Le Royaume-Uni prépare des sanctions contre Israël, Jérusalem menace de riposter
Le gouvernement britannique d'Andy Burnham s'apprête à annoncer des sanctions contre Israël, provoquant une vive réaction de Jérusalem qui dénonce une ingérence électorale et prépare une riposte.

Le gouvernement travailliste britannique s'apprête à annoncer une série de sanctions contre Israël, et une riposte diplomatique israélienne particulièrement ferme est déjà prête. Ces sanctions devraient être déclarées conformément aux promesses du nouveau Premier ministre britannique, Andy Burnham, de durcir la position du Royaume-Uni face à Israël.

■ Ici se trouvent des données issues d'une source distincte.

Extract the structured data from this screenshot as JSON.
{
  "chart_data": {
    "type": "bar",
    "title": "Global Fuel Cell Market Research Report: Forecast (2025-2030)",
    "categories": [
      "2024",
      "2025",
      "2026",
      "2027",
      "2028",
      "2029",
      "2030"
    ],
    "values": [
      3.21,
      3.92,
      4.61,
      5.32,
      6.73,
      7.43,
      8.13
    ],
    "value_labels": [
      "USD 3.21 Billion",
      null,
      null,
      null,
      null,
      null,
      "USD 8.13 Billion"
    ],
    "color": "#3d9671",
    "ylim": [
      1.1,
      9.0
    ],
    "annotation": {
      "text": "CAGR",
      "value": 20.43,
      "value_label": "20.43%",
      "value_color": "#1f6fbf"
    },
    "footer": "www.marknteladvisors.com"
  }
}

À Jérusalem, les responsables sont convaincus que cette initiative n'est pas dictée par des impératifs de politique étrangère, mais par les besoins politiques internes d'Andy Burnham à l'approche du congrès du Parti travailliste prévu le 27 septembre. Dès sa prise de fonction en remplacement de Keir Starmer, Burnham a promis à l'aile gauche anti-israélienne de son parti qu'il mènerait une politique beaucoup plus dure que celle de son prédécesseur.
Londres justifie ces sanctions par les violences de colons extrémistes contre des Palestiniens en Judée-Samarie — qui, selon le gouvernement britannique, ne reçoivent pas de réponse adéquate de la part des autorités israéliennes —, par la promotion de projets de construction dans la zone E1 entre Jérusalem et Ma'ale Adumim, ainsi que par des accusations concernant un prétendu refus israélien de laisser entrer du matériel humanitaire à Gaza.
Accusations et cycle de représailles
Le secrétaire d'État britannique aux Affaires étrangères, Ed Miliband, a formulé ce week-end des accusations contre Israël concernant un prétendu blocage de l'approvisionnement en médicaments et en matériel médical à Gaza. Selon Miliband, ces affirmations reposent sur des « discussions avec des personnes », bien qu'elles contredisent les rapports officiels des Nations Unies.
Selon des sources proches du dossier, les sanctions prévues devraient inclure une déclaration d'intention de boycotter les produits des implantations de Judée-Samarie, des sanctions individuelles contre des colons liés à des actes de violence contre des Palestiniens, des mesures similaires contre des militants et des organisations s'opposant à l'entrée de l'aide humanitaire dans la bande de Gaza, ainsi qu'une prise de position politique sur la légalité du contrôle israélien en Judée-Samarie et à Gaza.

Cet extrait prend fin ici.